再定睛一看,居然是陈华。
“你怎么蹲在这里?快起来。”廖秋雁伸手一拉没有拉动。
陈华脸上的表情十分古怪:“廖姑娘,我腿麻了,站不起来。”
没办法,廖秋雁只好半扶半托着陈华进了自己的房间坐下。
不等廖秋雁询问,陈华便激动的把自己袖子往上一捋,对廖秋雁激动的说道:“廖姑娘,真的变淡了!这药真的有效!”
“真的吗?太好了!”廖秋雁也很高兴,她还担心自己和江藤研究出的药方不对症,让陈华白高兴一场。
“真的,我昨天还以为是烛光照的,今天起来一看,果然是比从前淡了!”陈华眼下带着青黑,显然一夜没睡,直接熬到了天亮,一确定有效就到廖秋雁门口等着了。
廖秋雁见她言之凿凿,低头一看,只觉得还是青青紫紫胎记一般的颜色,没看出有哪里变淡了。
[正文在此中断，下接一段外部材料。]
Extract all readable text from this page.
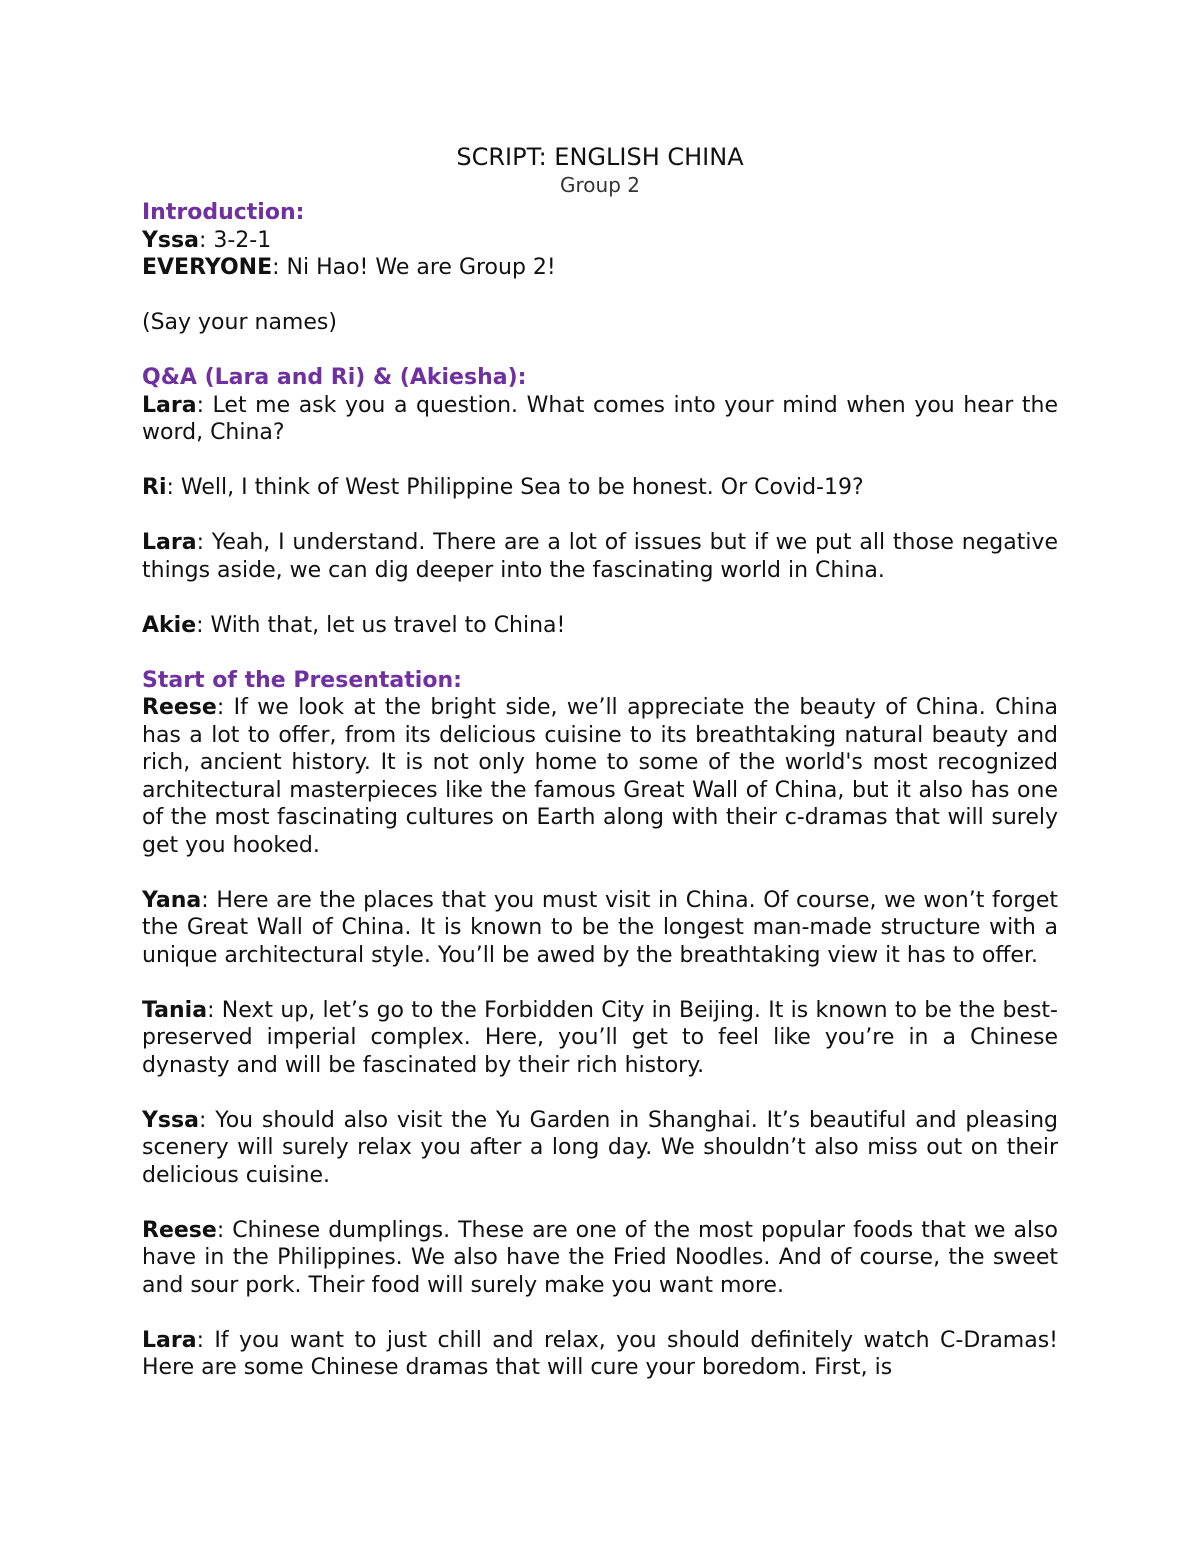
SCRIPT: ENGLISH CHINA

Group 2

Introduction:

Yssa: 3-2-1

EVERYONE: Ni Hao! We are Group 2!

(Say your names)

Q&A (Lara and Ri) & (Akiesha):

Lara: Let me ask you a question. What comes into your mind when you hear the word, China?

Ri: Well, I think of West Philippine Sea to be honest. Or Covid-19?

Lara: Yeah, I understand. There are a lot of issues but if we put all those negative things aside, we can dig deeper into the fascinating world in China.

Akie: With that, let us travel to China!

Start of the Presentation:

Reese: If we look at the bright side, we’ll appreciate the beauty of China. China has a lot to offer, from its delicious cuisine to its breathtaking natural beauty and rich, ancient history. It is not only home to some of the world's most recognized architectural masterpieces like the famous Great Wall of China, but it also has one of the most fascinating cultures on Earth along with their c-dramas that will surely get you hooked.

Yana: Here are the places that you must visit in China. Of course, we won’t forget the Great Wall of China. It is known to be the longest man-made structure with a unique architectural style. You’ll be awed by the breathtaking view it has to offer.

Tania: Next up, let’s go to the Forbidden City in Beijing. It is known to be the best-preserved imperial complex. Here, you’ll get to feel like you’re in a Chinese dynasty and will be fascinated by their rich history.

Yssa: You should also visit the Yu Garden in Shanghai. It’s beautiful and pleasing scenery will surely relax you after a long day. We shouldn’t also miss out on their delicious cuisine.

Reese: Chinese dumplings. These are one of the most popular foods that we also have in the Philippines. We also have the Fried Noodles. And of course, the sweet and sour pork. Their food will surely make you want more.

Lara: If you want to just chill and relax, you should definitely watch C-Dramas! Here are some Chinese dramas that will cure your boredom. First, is
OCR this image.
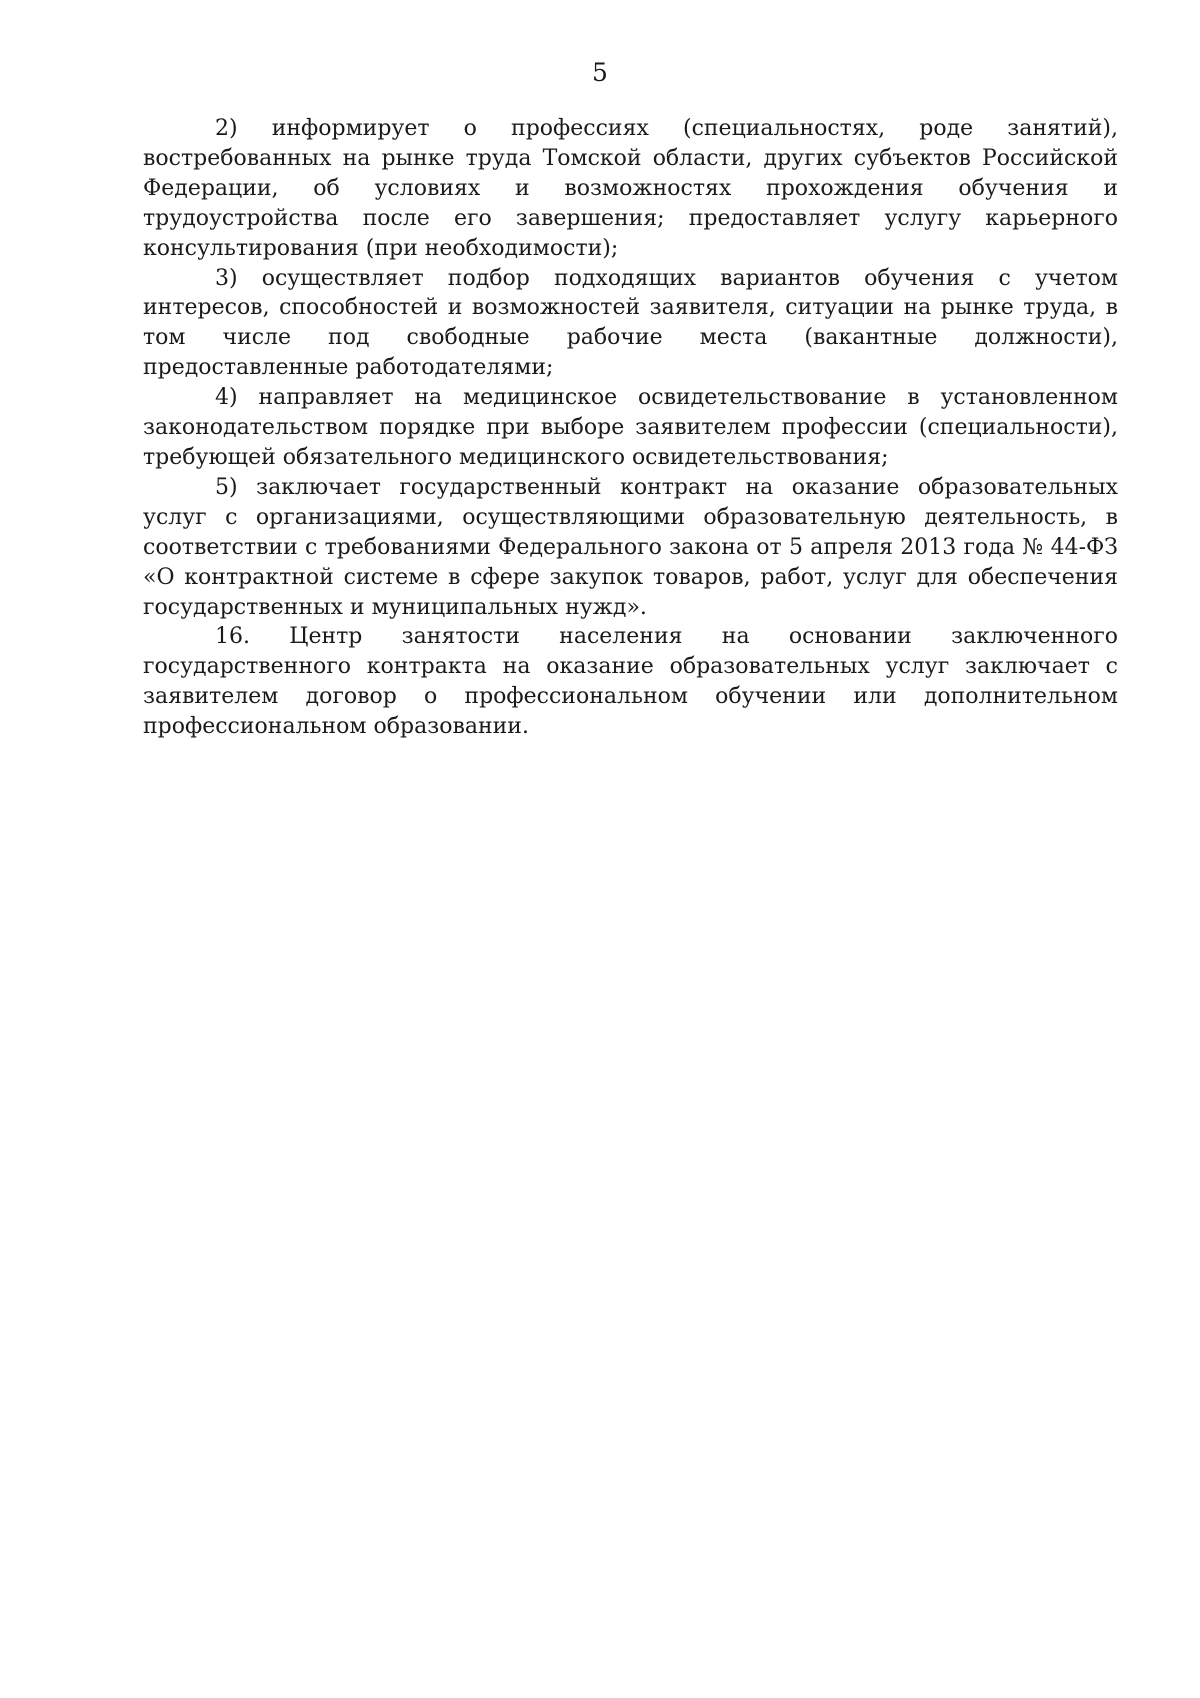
5

2) информирует о профессиях (специальностях, роде занятий), востребованных на рынке труда Томской области, других субъектов Российской Федерации, об условиях и возможностях прохождения обучения и трудоустройства после его завершения; предоставляет услугу карьерного консультирования (при необходимости);

3) осуществляет подбор подходящих вариантов обучения с учетом интересов, способностей и возможностей заявителя, ситуации на рынке труда, в том числе под свободные рабочие места (вакантные должности), предоставленные работодателями;

4) направляет на медицинское освидетельствование в установленном законодательством порядке при выборе заявителем профессии (специальности), требующей обязательного медицинского освидетельствования;

5) заключает государственный контракт на оказание образовательных услуг с организациями, осуществляющими образовательную деятельность, в соответствии с требованиями Федерального закона от 5 апреля 2013 года № 44-ФЗ «О контрактной системе в сфере закупок товаров, работ, услуг для обеспечения государственных и муниципальных нужд».

16. Центр занятости населения на основании заключенного государственного контракта на оказание образовательных услуг заключает с заявителем договор о профессиональном обучении или дополнительном профессиональном образовании.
她小心的用余光看了陈华一眼,她还在兴奋着,脸上哪怕有大片青紫色挡着,也能看出她掩饰不住的激动之情。
这种情况下,谁能忍心给她泼凉水?
但即便如此,该对比还是要对比,廖秋雁伸手拉住陈华的胳膊,把她手上的大块“胎记”和脸上的那些做了个对比,似乎确实相比之下颜色要淡一些。
陈华屏气凝神,生怕打扰了廖秋雁。
在这么殷切期盼的目光之下,廖秋雁实在也说不出别的,有些含糊的说道:“那你就在胳膊上再用几天,等胳膊上的颜色全部褪了,再在脸上用。”
陈华正在激动的时候,对廖秋雁更是言听计从,虽然恨不得立刻就把药糊在脸上,仍然答应了。
廖秋雁松了口气,在胳膊上治愈之后再用在脸上应该就不会有问题了。
“姑娘先歇着,我去给姑娘端水洗漱。”陈华激动之后,想起了自己的正事,连忙快步走出去了。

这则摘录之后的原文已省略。